The first cases of bird flu in the United States could show up in the next few weeks with the spring bird migration.
In preparation the Bush administration has drafted a plan that spells out in detail how the government would respond to a pandemic that could claim close to two million American lives and possibly overwhelm the U.S. health care system.
The World Health Organization says, in a worst-case scenario, 90 million Americans could contract the disease, as many as 10 million would need hospitalization.
Late last month at the U.S. Senate, United Nations bird flu planner David Nabarro stressed the danger of the current strain of bird flu. "The extraordinary thing about H5N1 is it is a very virulent and horrible virus. It has also moved into 20 countries during the last six weeks."
The U.S. plan is still evolving but it will include directives on who will be the first to be vaccinated and where U.S. currency could be printed if U.S. mints could not do the job.
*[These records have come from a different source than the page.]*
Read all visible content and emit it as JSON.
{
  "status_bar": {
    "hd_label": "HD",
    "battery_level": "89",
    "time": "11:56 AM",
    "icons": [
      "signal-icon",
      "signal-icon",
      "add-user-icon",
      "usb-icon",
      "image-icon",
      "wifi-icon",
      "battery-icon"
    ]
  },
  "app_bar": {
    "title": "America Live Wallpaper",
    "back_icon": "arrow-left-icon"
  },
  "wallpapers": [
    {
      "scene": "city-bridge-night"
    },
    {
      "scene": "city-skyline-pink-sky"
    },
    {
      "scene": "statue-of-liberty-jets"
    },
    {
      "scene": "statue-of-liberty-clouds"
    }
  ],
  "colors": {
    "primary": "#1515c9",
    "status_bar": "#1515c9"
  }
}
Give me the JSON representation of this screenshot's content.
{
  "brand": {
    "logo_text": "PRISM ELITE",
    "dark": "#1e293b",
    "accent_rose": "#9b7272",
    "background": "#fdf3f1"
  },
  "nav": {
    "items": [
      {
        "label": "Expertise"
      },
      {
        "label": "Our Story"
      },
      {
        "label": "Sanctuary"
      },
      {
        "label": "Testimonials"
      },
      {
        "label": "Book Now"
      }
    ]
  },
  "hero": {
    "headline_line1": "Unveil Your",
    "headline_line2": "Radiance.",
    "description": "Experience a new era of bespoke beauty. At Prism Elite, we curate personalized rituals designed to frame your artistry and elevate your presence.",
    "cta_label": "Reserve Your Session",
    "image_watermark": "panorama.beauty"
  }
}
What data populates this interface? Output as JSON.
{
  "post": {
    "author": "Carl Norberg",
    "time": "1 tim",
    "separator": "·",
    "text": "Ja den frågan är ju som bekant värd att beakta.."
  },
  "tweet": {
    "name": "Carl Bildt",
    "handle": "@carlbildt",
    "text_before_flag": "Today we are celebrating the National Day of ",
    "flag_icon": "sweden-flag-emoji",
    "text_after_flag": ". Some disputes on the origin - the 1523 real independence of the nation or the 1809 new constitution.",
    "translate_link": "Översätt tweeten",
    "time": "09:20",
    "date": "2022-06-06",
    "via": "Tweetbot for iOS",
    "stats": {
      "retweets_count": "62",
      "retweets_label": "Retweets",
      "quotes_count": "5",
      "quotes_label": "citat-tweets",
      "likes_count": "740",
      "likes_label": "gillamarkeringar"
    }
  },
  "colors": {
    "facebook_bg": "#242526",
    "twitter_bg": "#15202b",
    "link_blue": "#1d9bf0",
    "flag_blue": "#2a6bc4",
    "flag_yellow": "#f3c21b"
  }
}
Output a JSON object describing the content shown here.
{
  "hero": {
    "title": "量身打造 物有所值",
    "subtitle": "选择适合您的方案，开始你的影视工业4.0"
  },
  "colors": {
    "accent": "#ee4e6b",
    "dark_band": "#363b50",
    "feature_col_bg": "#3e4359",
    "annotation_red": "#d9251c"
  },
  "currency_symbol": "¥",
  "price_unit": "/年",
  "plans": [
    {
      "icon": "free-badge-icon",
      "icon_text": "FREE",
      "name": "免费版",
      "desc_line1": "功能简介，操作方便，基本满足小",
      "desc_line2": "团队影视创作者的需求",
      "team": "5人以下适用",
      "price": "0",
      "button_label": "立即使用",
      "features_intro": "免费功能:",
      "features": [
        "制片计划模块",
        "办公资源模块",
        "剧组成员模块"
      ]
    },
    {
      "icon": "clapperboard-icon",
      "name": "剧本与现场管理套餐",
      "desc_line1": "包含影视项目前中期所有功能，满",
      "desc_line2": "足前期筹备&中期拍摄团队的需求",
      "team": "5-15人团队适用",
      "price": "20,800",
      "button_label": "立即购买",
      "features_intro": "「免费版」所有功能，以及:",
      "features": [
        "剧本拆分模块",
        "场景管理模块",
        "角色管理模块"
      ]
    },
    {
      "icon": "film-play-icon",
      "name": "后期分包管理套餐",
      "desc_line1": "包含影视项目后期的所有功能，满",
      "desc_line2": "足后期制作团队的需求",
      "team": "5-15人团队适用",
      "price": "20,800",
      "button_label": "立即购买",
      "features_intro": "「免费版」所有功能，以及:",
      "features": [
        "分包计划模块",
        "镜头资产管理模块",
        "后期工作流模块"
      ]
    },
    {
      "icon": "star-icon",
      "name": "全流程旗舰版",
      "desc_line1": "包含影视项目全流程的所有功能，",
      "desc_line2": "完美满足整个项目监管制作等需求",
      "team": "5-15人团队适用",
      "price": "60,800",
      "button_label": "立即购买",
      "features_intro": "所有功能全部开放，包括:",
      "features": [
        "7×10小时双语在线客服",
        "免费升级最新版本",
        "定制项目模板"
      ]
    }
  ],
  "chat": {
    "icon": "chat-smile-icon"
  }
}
It also includes a plan for drive-through medical exams to check for signs of the disease and expanding Internet capability so more people could work from home and avoid contact with others.
U.S. scientists are still debating such things as how much vaccine would be needed and who would have priority in receiving it.
American poultry growers already have tightened security measures. Poultry farms severely restrict visitors, and chickens and other poultry do not mix with other livestock.
President Bush is expected to sign off on the plan soon.